A high-profile, Welsh structural engineer with experience in Egyptian construction has offered a possible answer to arguably one of the most confusing questions about the Ancient Egyptian pyramids: Why did Egyptians stop building them?
Peter James, a former Royal Navy lieutenant-commander and founder of global engineering firm Cintec, suggests that thermal movement contributed to the decision to stop using the pyramids. He came to his conclusion after he was asked to examine the "outer cladding" of King Snefru's Bent Pyramid outside of Cairo.
The Bent Pyramid, which got its name because of its awkwardly bent top, was built by Snefru around 2600 B.C., according to National Geographic. The pyramid has major damage to its surface -- the smooth limestone finish referred to as cladding. Some postulated that thieves had ripped the stones off and spirited them away, but James wrote in Structure magazine that this seemed highly dangerous and unlikely:
"It is the author’s belief that in the case of the Bent Pyramid -- in fact, in the case of all pyramids -- the outer casing has been affected by thermal movement," James wrote. "The Bent Pyramid is the only one with any degree of stone casing still attached, making the mechanism of failure apparent."
The temperatures in the Egyptian desert fluctuate dramatically, James notes, which would cause the pyramid's blocks to expand and contract, ultimately cracking and falling apart.
In addition, James notes that as Egyptian construction methods become more sophisticated, spaces between materials would have grown smaller, giving less room for this thermal movement and hastening the damage:
Finally, could the sight of the progressive damage to the outer edges of the pyramids, that would have taken place relatively soon after their construction, be the reason that -- having spent so much time and energy constructing these wonderful monuments -- the Egyptians changed their burial method to the Valley of the Kings?

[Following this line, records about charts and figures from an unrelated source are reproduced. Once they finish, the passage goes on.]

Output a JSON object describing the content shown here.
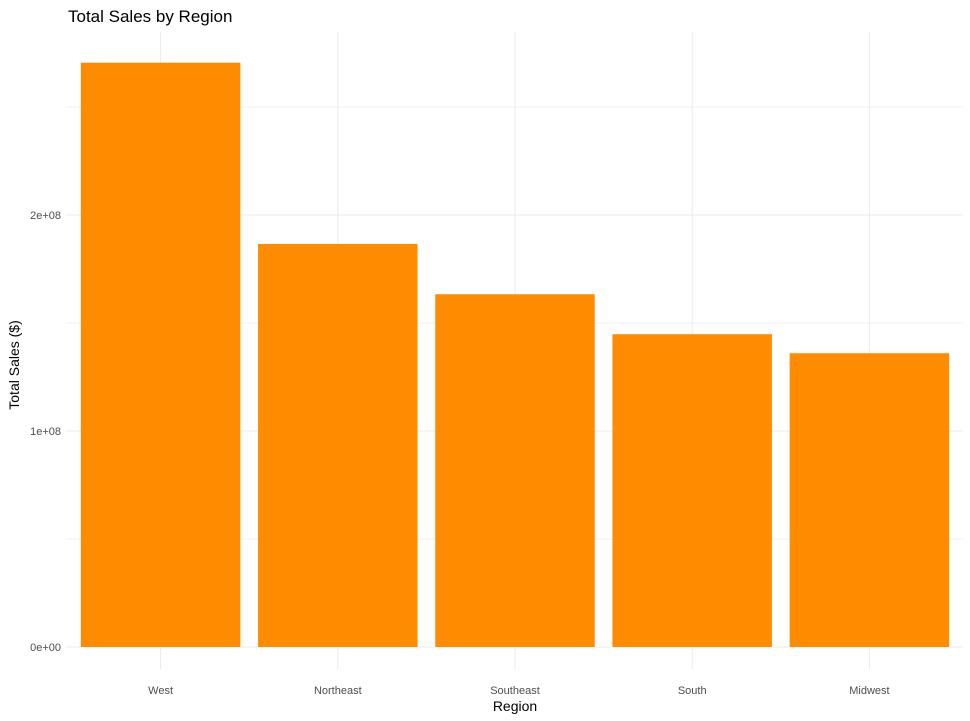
{
  "chart_data": {
    "type": "bar",
    "title": "Total Sales by Region",
    "xlabel": "Region",
    "ylabel": "Total Sales ($)",
    "categories": [
      "West",
      "Northeast",
      "Southeast",
      "South",
      "Midwest"
    ],
    "values": [
      270500000,
      186600000,
      163300000,
      144800000,
      136000000
    ],
    "ylim": [
      0,
      280000000
    ],
    "yticks": [
      0,
      100000000,
      200000000
    ],
    "ytick_labels": [
      "0e+00",
      "1e+08",
      "2e+08"
    ],
    "grid": true,
    "legend": "none",
    "bar_color": "#FF8C00"
  }
}
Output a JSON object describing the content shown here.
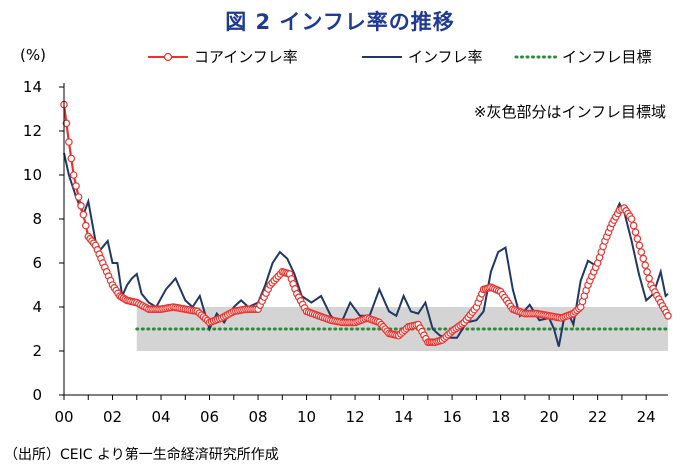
{
  "title": "図 2  インフレ率の推移",
  "source": "（出所）CEIC より第一生命経済研究所作成",
  "chart_data": {
    "type": "line",
    "title": "図 2  インフレ率の推移",
    "ylabel": "(%)",
    "xlabel": "",
    "ylim": [
      0,
      14
    ],
    "xlim": [
      2000,
      2024.9
    ],
    "y_ticks": [
      "0",
      "2",
      "4",
      "6",
      "8",
      "10",
      "12",
      "14"
    ],
    "x_ticks": [
      "00",
      "02",
      "04",
      "06",
      "08",
      "10",
      "12",
      "14",
      "16",
      "18",
      "20",
      "22",
      "24"
    ],
    "grid": false,
    "legend_position": "top",
    "annotation": "※灰色部分はインフレ目標域",
    "target_band": {
      "x_start": 2003.0,
      "x_end": 2024.9,
      "y_low": 2,
      "y_high": 4
    },
    "series": [
      {
        "name": "コアインフレ率",
        "color": "#e8332f",
        "marker": "circle",
        "x": [
          2000.0,
          2000.2,
          2000.4,
          2000.6,
          2000.8,
          2001.0,
          2001.3,
          2001.6,
          2002.0,
          2002.3,
          2002.6,
          2003.0,
          2003.5,
          2004.0,
          2004.5,
          2005.0,
          2005.5,
          2006.0,
          2006.5,
          2007.0,
          2007.5,
          2008.0,
          2008.5,
          2009.0,
          2009.3,
          2009.6,
          2010.0,
          2010.5,
          2011.0,
          2011.5,
          2012.0,
          2012.5,
          2013.0,
          2013.4,
          2013.8,
          2014.2,
          2014.6,
          2015.0,
          2015.3,
          2015.6,
          2016.0,
          2016.5,
          2017.0,
          2017.3,
          2017.6,
          2018.0,
          2018.5,
          2019.0,
          2019.5,
          2020.0,
          2020.5,
          2021.0,
          2021.3,
          2021.6,
          2022.0,
          2022.3,
          2022.6,
          2022.9,
          2023.1,
          2023.4,
          2023.8,
          2024.2,
          2024.6,
          2024.9
        ],
        "values": [
          13.2,
          11.5,
          10.0,
          9.0,
          8.2,
          7.2,
          6.8,
          6.0,
          5.0,
          4.5,
          4.3,
          4.2,
          3.9,
          3.9,
          4.0,
          3.9,
          3.8,
          3.3,
          3.5,
          3.8,
          3.9,
          3.9,
          5.0,
          5.6,
          5.5,
          4.6,
          3.8,
          3.6,
          3.4,
          3.3,
          3.3,
          3.5,
          3.3,
          2.8,
          2.7,
          3.1,
          3.2,
          2.4,
          2.4,
          2.5,
          2.9,
          3.3,
          4.0,
          4.8,
          4.9,
          4.7,
          3.9,
          3.7,
          3.7,
          3.6,
          3.5,
          3.7,
          4.0,
          5.0,
          6.0,
          7.0,
          7.8,
          8.4,
          8.5,
          8.0,
          6.5,
          5.0,
          4.2,
          3.6
        ]
      },
      {
        "name": "インフレ率",
        "color": "#1f3864",
        "marker": "none",
        "x": [
          2000.0,
          2000.2,
          2000.5,
          2000.8,
          2001.0,
          2001.3,
          2001.5,
          2001.8,
          2002.0,
          2002.2,
          2002.4,
          2002.6,
          2002.8,
          2003.0,
          2003.2,
          2003.5,
          2003.8,
          2004.2,
          2004.6,
          2005.0,
          2005.3,
          2005.6,
          2006.0,
          2006.3,
          2006.6,
          2007.0,
          2007.3,
          2007.6,
          2008.0,
          2008.3,
          2008.6,
          2008.9,
          2009.2,
          2009.5,
          2009.8,
          2010.2,
          2010.6,
          2011.0,
          2011.4,
          2011.8,
          2012.2,
          2012.6,
          2013.0,
          2013.4,
          2013.7,
          2014.0,
          2014.3,
          2014.6,
          2014.9,
          2015.2,
          2015.5,
          2015.8,
          2016.2,
          2016.6,
          2017.0,
          2017.3,
          2017.6,
          2017.9,
          2018.2,
          2018.5,
          2018.8,
          2019.2,
          2019.6,
          2020.0,
          2020.2,
          2020.4,
          2020.6,
          2020.8,
          2021.0,
          2021.3,
          2021.6,
          2021.9,
          2022.2,
          2022.5,
          2022.7,
          2022.9,
          2023.1,
          2023.4,
          2023.7,
          2024.0,
          2024.3,
          2024.6,
          2024.8,
          2024.9
        ],
        "values": [
          11.0,
          10.0,
          9.0,
          8.2,
          8.8,
          7.0,
          6.6,
          7.0,
          6.0,
          6.0,
          4.5,
          5.0,
          5.3,
          5.5,
          4.6,
          4.2,
          4.0,
          4.8,
          5.3,
          4.3,
          4.0,
          4.5,
          3.0,
          3.7,
          3.3,
          4.0,
          4.3,
          4.0,
          4.2,
          5.0,
          6.0,
          6.5,
          6.2,
          5.5,
          4.5,
          4.2,
          4.5,
          3.6,
          3.2,
          4.2,
          3.6,
          3.6,
          4.8,
          3.8,
          3.6,
          4.5,
          3.8,
          3.7,
          4.2,
          3.0,
          2.7,
          2.6,
          2.6,
          3.3,
          3.4,
          3.8,
          5.6,
          6.5,
          6.7,
          4.8,
          3.6,
          4.1,
          3.4,
          3.5,
          3.0,
          2.2,
          3.4,
          3.7,
          3.2,
          5.2,
          6.1,
          5.9,
          6.8,
          7.8,
          8.2,
          8.7,
          8.3,
          7.0,
          5.5,
          4.3,
          4.6,
          5.6,
          4.5,
          4.6
        ]
      },
      {
        "name": "インフレ目標",
        "color": "#2e8b3a",
        "marker": "none",
        "style": "dotted",
        "x": [
          2003.0,
          2024.9
        ],
        "values": [
          3,
          3
        ]
      }
    ]
  }
}
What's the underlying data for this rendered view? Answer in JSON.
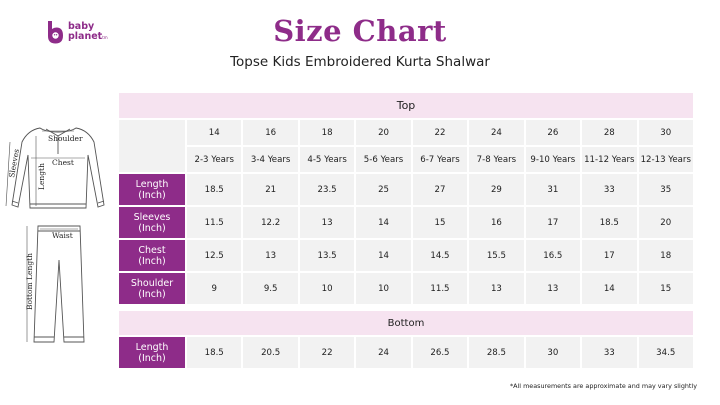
{
  "brand": {
    "line1": "baby",
    "line2": "planet",
    "tm": "tm",
    "color": "#8e2c89"
  },
  "title": "Size Chart",
  "subtitle": "Topse Kids Embroidered Kurta Shalwar",
  "figure_labels": {
    "shoulder": "Shoulder",
    "chest": "Chest",
    "sleeves": "Sleeves",
    "length": "Length",
    "waist": "Waist",
    "bottom_length": "Bottom Length"
  },
  "top": {
    "heading": "Top",
    "sizes": [
      "14",
      "16",
      "18",
      "20",
      "22",
      "24",
      "26",
      "28",
      "30"
    ],
    "ages": [
      "2-3 Years",
      "3-4 Years",
      "4-5 Years",
      "5-6 Years",
      "6-7 Years",
      "7-8 Years",
      "9-10 Years",
      "11-12 Years",
      "12-13 Years"
    ],
    "rows": [
      {
        "label": "Length",
        "unit": "(Inch)",
        "values": [
          "18.5",
          "21",
          "23.5",
          "25",
          "27",
          "29",
          "31",
          "33",
          "35"
        ]
      },
      {
        "label": "Sleeves",
        "unit": "(Inch)",
        "values": [
          "11.5",
          "12.2",
          "13",
          "14",
          "15",
          "16",
          "17",
          "18.5",
          "20"
        ]
      },
      {
        "label": "Chest",
        "unit": "(Inch)",
        "values": [
          "12.5",
          "13",
          "13.5",
          "14",
          "14.5",
          "15.5",
          "16.5",
          "17",
          "18"
        ]
      },
      {
        "label": "Shoulder",
        "unit": "(Inch)",
        "values": [
          "9",
          "9.5",
          "10",
          "10",
          "11.5",
          "13",
          "13",
          "14",
          "15"
        ]
      }
    ]
  },
  "bottom": {
    "heading": "Bottom",
    "rows": [
      {
        "label": "Length",
        "unit": "(Inch)",
        "values": [
          "18.5",
          "20.5",
          "22",
          "24",
          "26.5",
          "28.5",
          "30",
          "33",
          "34.5"
        ]
      }
    ]
  },
  "note": "*All measurements are approximate and may vary slightly"
}
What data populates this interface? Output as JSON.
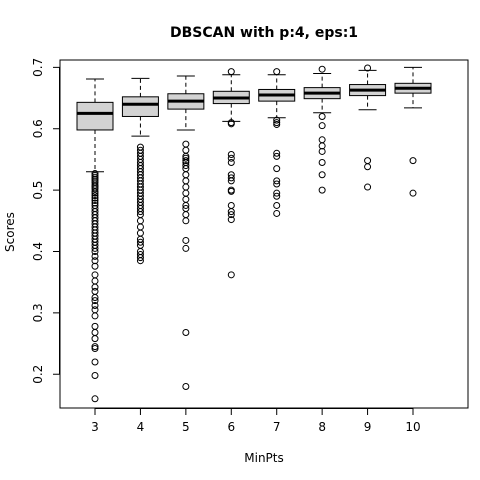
{
  "chart_data": {
    "type": "boxplot",
    "title": "DBSCAN with p:4, eps:1",
    "xlabel": "MinPts",
    "ylabel": "Scores",
    "categories": [
      "3",
      "4",
      "5",
      "6",
      "7",
      "8",
      "9",
      "10"
    ],
    "y_ticks": [
      0.2,
      0.3,
      0.4,
      0.5,
      0.6,
      0.7
    ],
    "ylim": [
      0.145,
      0.712
    ],
    "grid": false,
    "box_fill": "#d3d3d3",
    "boxes": [
      {
        "category": "3",
        "whisker_low": 0.53,
        "q1": 0.598,
        "median": 0.625,
        "q3": 0.643,
        "whisker_high": 0.681,
        "outliers": [
          0.527,
          0.524,
          0.521,
          0.518,
          0.515,
          0.512,
          0.508,
          0.505,
          0.502,
          0.498,
          0.495,
          0.491,
          0.487,
          0.483,
          0.479,
          0.475,
          0.47,
          0.465,
          0.46,
          0.455,
          0.45,
          0.445,
          0.44,
          0.435,
          0.43,
          0.425,
          0.42,
          0.415,
          0.41,
          0.405,
          0.4,
          0.392,
          0.385,
          0.376,
          0.362,
          0.352,
          0.342,
          0.335,
          0.325,
          0.32,
          0.312,
          0.305,
          0.295,
          0.278,
          0.268,
          0.258,
          0.245,
          0.242,
          0.22,
          0.198,
          0.16
        ]
      },
      {
        "category": "4",
        "whisker_low": 0.588,
        "q1": 0.62,
        "median": 0.64,
        "q3": 0.652,
        "whisker_high": 0.682,
        "outliers": [
          0.57,
          0.565,
          0.56,
          0.555,
          0.55,
          0.545,
          0.54,
          0.535,
          0.53,
          0.525,
          0.52,
          0.515,
          0.51,
          0.505,
          0.5,
          0.495,
          0.49,
          0.485,
          0.48,
          0.475,
          0.47,
          0.465,
          0.46,
          0.45,
          0.44,
          0.43,
          0.42,
          0.415,
          0.41,
          0.4,
          0.395,
          0.39,
          0.385
        ]
      },
      {
        "category": "5",
        "whisker_low": 0.598,
        "q1": 0.632,
        "median": 0.645,
        "q3": 0.657,
        "whisker_high": 0.686,
        "outliers": [
          0.575,
          0.565,
          0.555,
          0.552,
          0.548,
          0.545,
          0.54,
          0.535,
          0.525,
          0.515,
          0.505,
          0.495,
          0.485,
          0.475,
          0.47,
          0.46,
          0.45,
          0.418,
          0.405,
          0.268,
          0.18
        ]
      },
      {
        "category": "6",
        "whisker_low": 0.612,
        "q1": 0.641,
        "median": 0.65,
        "q3": 0.661,
        "whisker_high": 0.688,
        "outliers": [
          0.693,
          0.61,
          0.608,
          0.558,
          0.552,
          0.545,
          0.525,
          0.52,
          0.515,
          0.5,
          0.498,
          0.475,
          0.465,
          0.46,
          0.452,
          0.362
        ]
      },
      {
        "category": "7",
        "whisker_low": 0.618,
        "q1": 0.645,
        "median": 0.655,
        "q3": 0.664,
        "whisker_high": 0.688,
        "outliers": [
          0.693,
          0.614,
          0.61,
          0.607,
          0.56,
          0.555,
          0.535,
          0.515,
          0.51,
          0.495,
          0.49,
          0.475,
          0.462
        ]
      },
      {
        "category": "8",
        "whisker_low": 0.626,
        "q1": 0.649,
        "median": 0.658,
        "q3": 0.667,
        "whisker_high": 0.69,
        "outliers": [
          0.697,
          0.62,
          0.605,
          0.582,
          0.572,
          0.563,
          0.545,
          0.525,
          0.5
        ]
      },
      {
        "category": "9",
        "whisker_low": 0.631,
        "q1": 0.654,
        "median": 0.663,
        "q3": 0.672,
        "whisker_high": 0.695,
        "outliers": [
          0.699,
          0.548,
          0.538,
          0.505
        ]
      },
      {
        "category": "10",
        "whisker_low": 0.634,
        "q1": 0.658,
        "median": 0.666,
        "q3": 0.674,
        "whisker_high": 0.7,
        "outliers": [
          0.548,
          0.495
        ]
      }
    ]
  }
}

While the author stresses that this is his opinion, rather than evidential fact, he suggests that thermal movement led to the crumbling of these magnificent structures and eventually to their discontinued use.
James' theory could be the answer that has been sought for years. The oldest known pyramid is usually considered to be the Step Pyramid, built by King Djoser around 2630 B.C., according to History.com. Pyramid construction continued for the next several hundred years, before eventually petering out following the "last of the great pyramid builders," Pepy II, who died in 2184 B.C.
Other theories for why Egyptians stopped building the pyramids include possibly high construction costs, according to USA Today.
James has worked on everything from England's Windsor Castle and Buckingham Palace, to the White House, Jerusalem's sacred Wailing Wall and Egypt’s Red and Step Pyramids, according to WalesOnline.
Working with such archeological treasures is risky and very difficult, James told the BBC back in 2011.
"The most frightening aspect is that we're dealing with a structure of such historical significance," James said. "It can't be allowed to go wrong because it's unique, and a vital part of the ancient world ... Everything you've learned about building techniques and architectural principals goes out of the window. You have to think like an ancient Egyptian, and come up with solutions appropriate to the original design."
It is perhaps this willingness to "think like an ancient Egyptian" that has guided James to his theory about pyramid construction.